There’s never been a greater need for unbiased, agenda-free reporting and analysis, yet news over the past few months confirms this isn’t a propitious time for media. From large publishers to small, everyone is feeling the pressure of advertisers and readers fleeing from print to online. Some media companies are prepared for the new age of media, others not.
Time Inc., the nation’s largest magazine publisher, addressed this challenge as any corporation would: with layoffs. The company shut bureaus nationwide and in Paris and let go of 289 editorial and business-side employees. Even employees for Time and People magazines – the jewels in the Time Inc. crown – were not spared.
These layoffs come amidst a flurry of activity in the media world, particularly affecting publishers heavily reliant on newspapers. The Wall Street Journal cut its width to save costs. It also reinterpreted its editorial focus toward more analysis and forward-looking articles. But parent Dow Jones & Co. is under pressure to
return value to shareholders. So is The New York Times Co., whose eponymous newspaper produces some of the best journalism.
The owner of the Minneapolis Star Tribune recently went a step further and succumbed to Wall Street pressure by selling the newspaper to a private equity roup. The Knight Ridder Group, publisher of the Philadelphia Inquirer and the Miami Herald, also reacted to shareholder unhappiness and sold itself to McClatchy. Tribune Co., publisher of the Chicago Tribune and the Los Angeles Times, reportedly received a buyout offer from its largest shareholder, the Chandler family trusts. It should consider the offer.
Even those who thought they could turn around stellar brands now realize there’s no magic bullet. A public relations executive who led the buyout from McClatchy of the Philadelphia Inquirer realized this at his peril. No surprise that he’s cut positions on the newspaper. This should be a lesson for those billionaires seeking the new vanity plate: a hometown newspaper.

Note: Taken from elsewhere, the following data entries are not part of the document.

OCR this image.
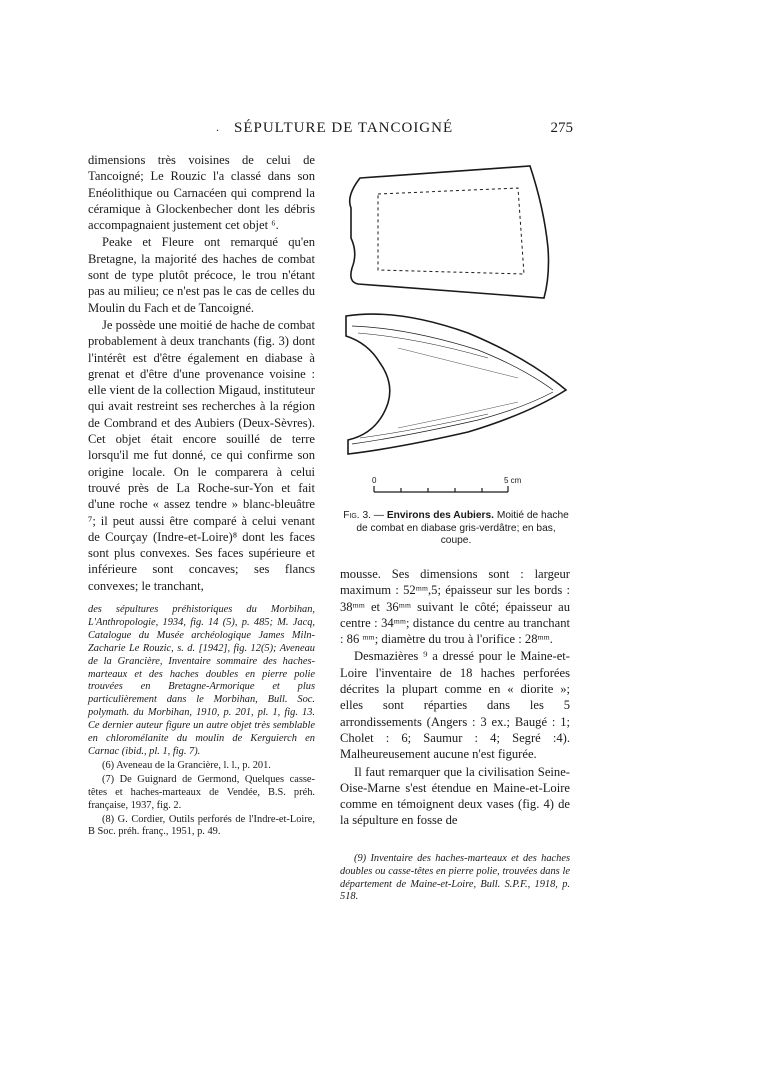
. SÉPULTURE DE TANCOIGNÉ	275

dimensions très voisines de celui de Tancoigné; Le Rouzic l'a classé dans son Enéolithique ou Carnacéen qui comprend la céramique à Glockenbecher dont les débris accompagnaient justement cet objet ⁶.

Peake et Fleure ont remarqué qu'en Bretagne, la majorité des haches de combat sont de type plutôt précoce, le trou n'étant pas au milieu; ce n'est pas le cas de celles du Moulin du Fach et de Tancoigné.

Je possède une moitié de hache de combat probablement à deux tranchants (fig. 3) dont l'intérêt est d'être également en diabase à grenat et d'être d'une provenance voisine : elle vient de la collection Migaud, instituteur qui avait restreint ses recherches à la région de Combrand et des Aubiers (Deux-Sèvres). Cet objet était encore souillé de terre lorsqu'il me fut donné, ce qui confirme son origine locale. On le comparera à celui trouvé près de La Roche-sur-Yon et fait d'une roche « assez tendre » blanc-bleuâtre ⁷; il peut aussi être comparé à celui venant de Courçay (Indre-et-Loire)⁸ dont les faces sont plus convexes. Ses faces supérieure et inférieure sont concaves; ses flancs convexes; le tranchant,

des sépultures préhistoriques du Morbihan, L'Anthropologie, 1934, fig. 14 (5), p. 485; M. Jacq, Catalogue du Musée archéologique James Miln-Zacharie Le Rouzic, s. d. [1942], fig. 12(5); Aveneau de la Grancière, Inventaire sommaire des haches-marteaux et des haches doubles en pierre polie trouvées en Bretagne-Armorique et plus particulièrement dans le Morbihan, Bull. Soc. polymath. du Morbihan, 1910, p. 201, pl. 1, fig. 13. Ce dernier auteur figure un autre objet très semblable en chloromélanite du moulin de Kerguierch en Carnac (ibid., pl. 1, fig. 7).

(6) Aveneau de la Grancière, l. l., p. 201.

(7) De Guignard de Germond, Quelques casse-têtes et haches-marteaux de Vendée, B.S. préh. française, 1937, fig. 2.

(8) G. Cordier, Outils perforés de l'Indre-et-Loire, B Soc. préh. franç., 1951, p. 49.

0	5 cm
Fig. 3. — Environs des Aubiers. Moitié de hache de combat en diabase gris-verdâtre; en bas, coupe.

mousse. Ses dimensions sont : largeur maximum : 52ᵐᵐ,5; épaisseur sur les bords : 38ᵐᵐ et 36ᵐᵐ suivant le côté; épaisseur au centre : 34ᵐᵐ; distance du centre au tranchant : 86 ᵐᵐ; diamètre du trou à l'orifice : 28ᵐᵐ.

Desmazières ⁹ a dressé pour le Maine-et-Loire l'inventaire de 18 haches perforées décrites la plupart comme en « diorite »; elles sont réparties dans les 5 arrondissements (Angers : 3 ex.; Baugé : 1; Cholet : 6; Saumur : 4; Segré :4). Malheureusement aucune n'est figurée.

Il faut remarquer que la civilisation Seine-Oise-Marne s'est étendue en Maine-et-Loire comme en témoignent deux vases (fig. 4) de la sépulture en fosse de

(9) Inventaire des haches-marteaux et des haches doubles ou casse-têtes en pierre polie, trouvées dans le département de Maine-et-Loire, Bull. S.P.F., 1918, p. 518.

Newspaper and magazine brands – consumer and business – have to reorient their publishing focus to the Web. They have to staff up to meet online publishing requirements. They have to turn their paper brands into media vehicles that offer analysis of news and events likely to affect consumers and businesses today and tomorrow. They have to charge more for online advertising, and that requires
standing up to advertisers. Publishers, more or less, have lost the battle to charge for content online. Hence the need for an online advertising rate card with spine. They have to turn their Web site editions into the flagship: NYTimes.com versus The New York Times broadsheet, for example.
It’s not that people are reading less. They’ve just shifted to a more interactive medium. The future of the knowledge economy – America’s edge over other countries – is at stake if publishers and advertisers fail to read the consumers.